The systems that exist today for utilising research results are not perfect, so expectations were high when the outcomes of the government’s innovation support commission were presented last autumn. Proposals were presented on how research from our universities can better and more quickly benefit both the public and private sectors. The report contains many good proposals, but also describes areas where further exploration is needed.
The term “utilisation” can be problematic because we don't have a common definition of it in this context. IVA therefore supports the commission’s proposal to expand the concept and define it in more detail. The common definition needs to include both export-driving discoveries and softer issues such as contributing to positive development in society. But to improve the process it is necessary to follow up and evaluate all forms of utilisation. The way in which objectives are designed is therefore critical as they need to clearly describe the desired effects.
A crucial factor in ensuring that research results and knowledge can reach out and actually be of use is to they surround them with incentives and make sure our universities have a culture that promotes utilisation and commercialisation. As yet, not all of our universities have this. Although not all research is mature enough to be utilised right away, the long-term goal must be for research to generate value for society.

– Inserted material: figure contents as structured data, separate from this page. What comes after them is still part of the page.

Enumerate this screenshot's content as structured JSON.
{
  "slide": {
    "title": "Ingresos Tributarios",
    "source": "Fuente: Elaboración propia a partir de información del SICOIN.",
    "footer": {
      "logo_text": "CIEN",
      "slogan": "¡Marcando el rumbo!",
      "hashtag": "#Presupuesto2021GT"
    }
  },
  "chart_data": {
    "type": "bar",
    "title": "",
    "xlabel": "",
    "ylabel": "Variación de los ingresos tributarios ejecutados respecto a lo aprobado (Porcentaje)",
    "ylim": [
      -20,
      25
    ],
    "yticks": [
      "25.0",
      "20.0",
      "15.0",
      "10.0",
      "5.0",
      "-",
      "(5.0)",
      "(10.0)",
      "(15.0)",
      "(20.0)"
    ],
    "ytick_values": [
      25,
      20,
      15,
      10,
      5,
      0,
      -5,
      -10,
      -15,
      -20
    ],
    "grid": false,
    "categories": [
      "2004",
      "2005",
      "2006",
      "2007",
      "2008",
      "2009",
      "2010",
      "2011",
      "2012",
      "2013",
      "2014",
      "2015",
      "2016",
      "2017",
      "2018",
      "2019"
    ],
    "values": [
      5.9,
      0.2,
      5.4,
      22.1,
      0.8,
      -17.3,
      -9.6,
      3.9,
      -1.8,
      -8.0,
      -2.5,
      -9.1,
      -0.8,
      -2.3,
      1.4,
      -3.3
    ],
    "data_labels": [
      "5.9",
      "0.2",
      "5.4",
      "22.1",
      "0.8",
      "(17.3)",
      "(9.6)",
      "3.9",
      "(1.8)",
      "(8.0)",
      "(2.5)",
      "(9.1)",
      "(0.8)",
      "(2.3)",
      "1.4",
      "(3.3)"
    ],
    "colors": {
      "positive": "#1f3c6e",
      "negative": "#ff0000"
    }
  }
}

The way in which resources for utilisation/commercialisation of university research results are distributed is also an important factor. I don’t consider the proposal to redirect money from basic funding a solution. Basic funding is there to create a solid foundation for independent research that leads to new knowledge and, over time, to new discoveries and innovations. Universities have a responsibility to identify and present research early on that has the potential to be turned into something of actual use. Earmarked resources for these early phases give universities an incentive to start doing this. Research that achieves good results should of course be rewarded, including in terms of its utilisation/commercialisation.
The basis for effective utilisation/commercialisation is a combination of cooperation and entrepreneurship. IVA therefore welcomes the commission’s proposal regarding better advice, incubation and investments. Similarly, governance, experience, incentives, commitment and a culture of cooperation and entrepreneurship are factors of utmost importance in making innovation funding a better catalyst for research and value-creation.
Basically I have a positive view of the proposals on national coordination and knowledge dissemination. On the other hand I have my doubts about a national centre for entrepreneurship and a joint financing company. Funding for utilisation/commercialisation of fresh research results must land close to where the researchers and entrepreneurs are, and understanding the universities in question is therefore important. University holding companies and external innovation grants are important in early phases of development. Venture capital and talent are crucial in turning research-based ideas into innovation and commercialisation. I consider designing formats and structures for this part of the process to be the most important goal in further development of the Swedish innovation system.